Foment pide garantizar la continuidad de las centrales catalanas tras la prórroga en Almaraz
El Gobierno español ha decidido prorrogar la operación de la reactor de Almaraz hasta 2030, una medida que ha sido celebrada por Foment del Treball. La patronal catalana solicita ahora que se aplique el mismo criterio a las centrales de Ascó I, Ascó II y Vandellós II, situadas en Tarragona.
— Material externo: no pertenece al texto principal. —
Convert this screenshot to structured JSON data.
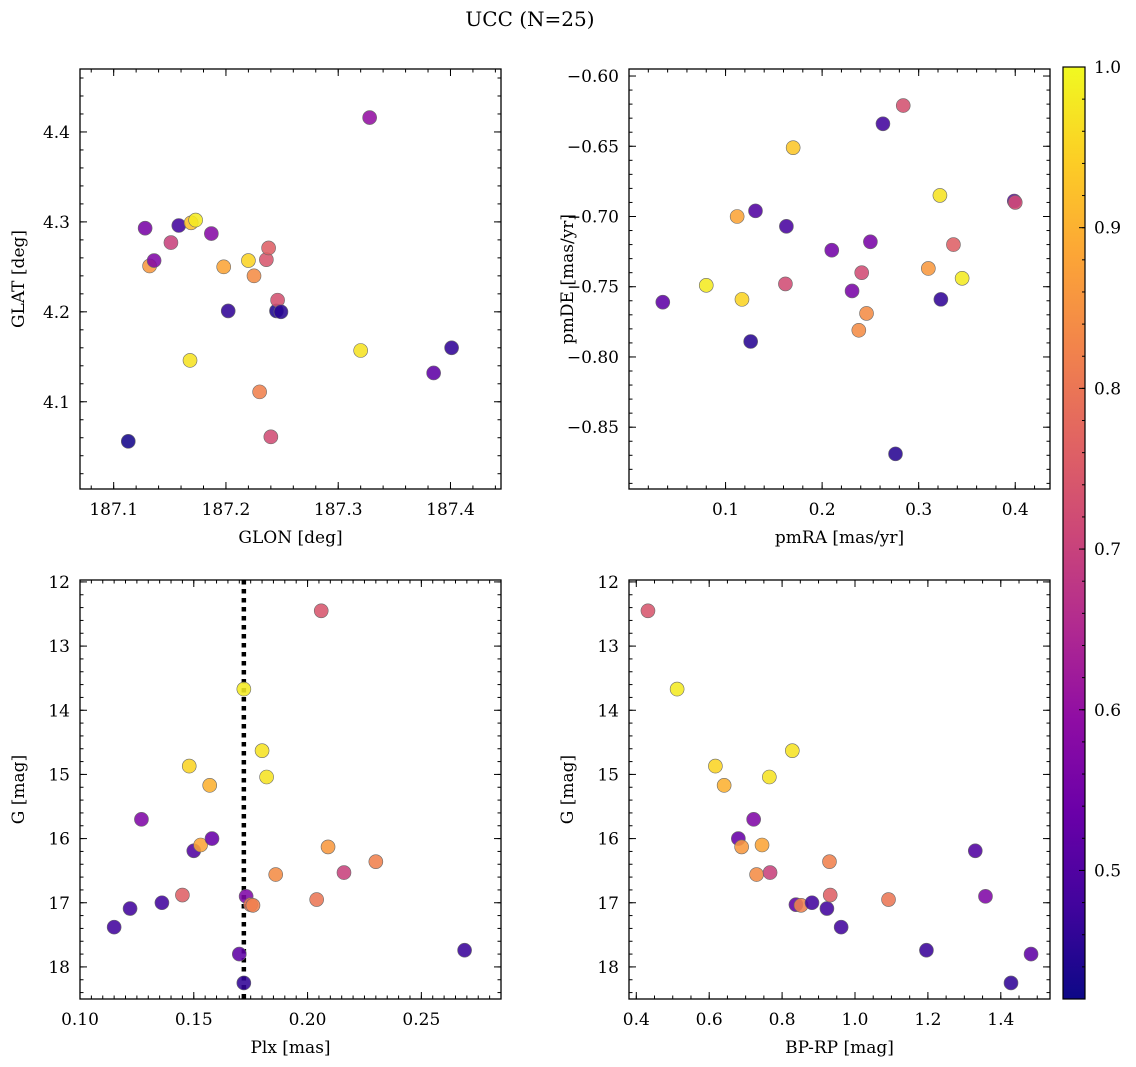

Este cambio responde a la necesidad de garantizar una energía estable y no emisiva para la industria catalana, que depende en gran medida de la disponibilidad de energía nuclear. La decisión del Ejecutivo se produce en un contexto de debates sobre la política energética, donde los aspectos técnicos y de seguridad están en primer plano frente a planteamientos ideológicos.
Desde la perspectiva política, esta medida evidencia la tensión entre el Gobierno central y las comunidades con presencia de centrales nucleares. La Generalitat ha manifestado su interés en mantener y revisar los calendarios de cierre, alineándose con los intereses económicos y de seguridad de suministro de la región.
El impulso de Foment refleja la preocupación del tejido industrial catalán por la dependencia energética y la necesidad de una planificación a largo plazo. La continuidad de estas centrales es vista como un elemento clave para la competitividad y la sostenibilidad de la economía catalana.
De cara al futuro, la discusión sobre el calendario nuclear en Cataluña podría intensificarse, en un escenario donde las decisiones nacionales impactan directamente en la región. La política energética seguirá siendo un tema estratégico en la agenda política, con posibles cambios en las regulaciones y en la gestión de la energía.